Thursday, October 24, 2019

USC Videos: Inculturation and the Missions

It's been awhile since I made a video for the Youtube channel, but the controversy surrounding the Synod on the Amazon and the now infamous Pachamama idol provided excellent occasion for me to make this video exploring the idea of "inculturation"--how is it different from Christianization, how is it being interpreted by contemporary Church leadership, and what it means for the Catholic missions. It's about fourteen and a half minutes long. Enjoy!




5 comments:

José Enrique said...

It's not Pakamama but Pachamama. It's a Quechuan word, transcribed first into Spanish by the missionaries, when they were real missionaries, and in Spanish ch is never pronounced as K but as ch in Chesterton. I'm a native speaker of Spanish and I have lived for many years in South America, in fact I've been all over the continent, and I never heard something as weird as "Pakamama".

Boniface said...

Thanks, but I am from the Midwest and myself everyone up here is saying PaKamama. Haven't run across a single person saying it your way; I don't doubt you're right, but we don't run across many Quechuan speakers or even Spanish speakers up here, so all us rednecks in the great white north are saying PaKamama and I'm afraid it's going to stay that way. :)

Unknown said...

Im a spanish reader, maybe we're underestimated, btw the change it's kind of modernist, isn't??

Mr. Baxter said...

Hey, Bonni. You said the name of the demon wrong. Show some respect.

Konstantin said...

From what I could gather from my collection of pre-conciliar missionary magazines, there was already an unhealthy tendency towards artistic inculturation experiments among missionaries in the 1930's. They might not have been widely adapted, but it was probably one of the first steps to radical inculturation.
The mindset among some missionaries in Africa was that there was "too much going on" in European religious images, so they decided to dumb it down for the African faithful. The result were pictures that in my opinion did not illustrate biblical facts truthfully enough, such as Abraham sacrificing Isaac by Fr. Nico Vandenhoudt, CICM. Isaac is depicted as a kneeling African boy (which is not a problem) whose head is tied into the branch of a small tree according to the costums of some Congolese tribes that would behead offenders with their head tied into the branches of a tree so the severed head would be catapulted up with the branch and stay up there. His father is holding a short sword up high and is held back by an angel. I wonder whether this is going to evoke the right understanding among onlookers, as Isaac was not simply to be executed and his head left hanging in a tree, but immolated. If there was too much going on in European pictures, why does this not apply to African art? Certainly everyone would understand Abraham was about to strike his son dead without his head being depicted in a branch, which would definitely have simplified the illustration.

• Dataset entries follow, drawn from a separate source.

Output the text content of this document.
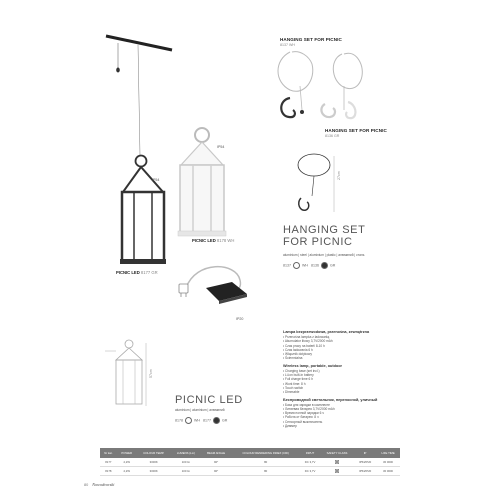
HANGING SET FOR PICNIC
8137 WH
HANGING SET FOR PICNIC
8136 GR
IP54
IP54
IP20
PICNIC LED 8177 GR
PICNIC LED 8178 WH
HANGING SET
FOR PICNIC
aluminium | steel | aluminium | plastic | алюминий | сталь
8137	WH 8136	GR
27cm
PICNIC LED
aluminium | aluminium | алюминий
8178	WH 8177	GR
57cm
Lampa bezprzewodowa, przenośna, zewnętrzna
• Przenośna lampka z ładowarką
• Akumulator litowy 3,7V/2000 mAh
• Czas pracy na baterii 8-10 h
• Czas ładowania 6 h
• Włącznik dotykowy
• Ściemnialna
Wireless lamp, portable, outdoor
• Charging base (set incl.)
• Li-ion built-in battery
• Full charge time 6 h
• Work time: 8 h
• Touch switch
• Dimmable
Беспроводной светильник, переносной, уличный
• База для зарядки в комплекте
• Литиевая батарея 3,7V/2000 mAh
• Время полной зарядки 6 ч
• Работа от батареи: 8 ч
• Сенсорный выключатель
• Диммер
Nr kat.	POWER	COLOUR TEMP.	LUMENS (Lm)	BEAM ANGLE	COLOUR RENDERING INDEX (CRI)	INPUT	SAFETY CLASS	IP	LIFE TIME
8177	2,2W	3000K	100 lm	90°	80	DC 3,7V		IP54/IP20	30 000h
8178	2,2W	3000K	100 lm	90°	80	DC 3,7V		IP54/IP20	30 000h
80 Nowodvorski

Then there were the church buildings Fr. Henry Heras, S.J. designed for India. One church he proposed was almost indistinguishible from a Hindu temple, with statues of elephants and peacocks, holy animals of Hinduism, guarding the entrance. The depictions of the angels looked like Hindu deities. While Europe applauded him, clergy and laity in India for the most part rejected it. He participated in the design of the Cathedral of Belgaum, which thankfully is not easily confused with a Hindu temple.

I hope the missionaries mentioned had the best intentions, but I imagine that this inculturated type of art would be something liberals around Vatican II and afterwards gushed about.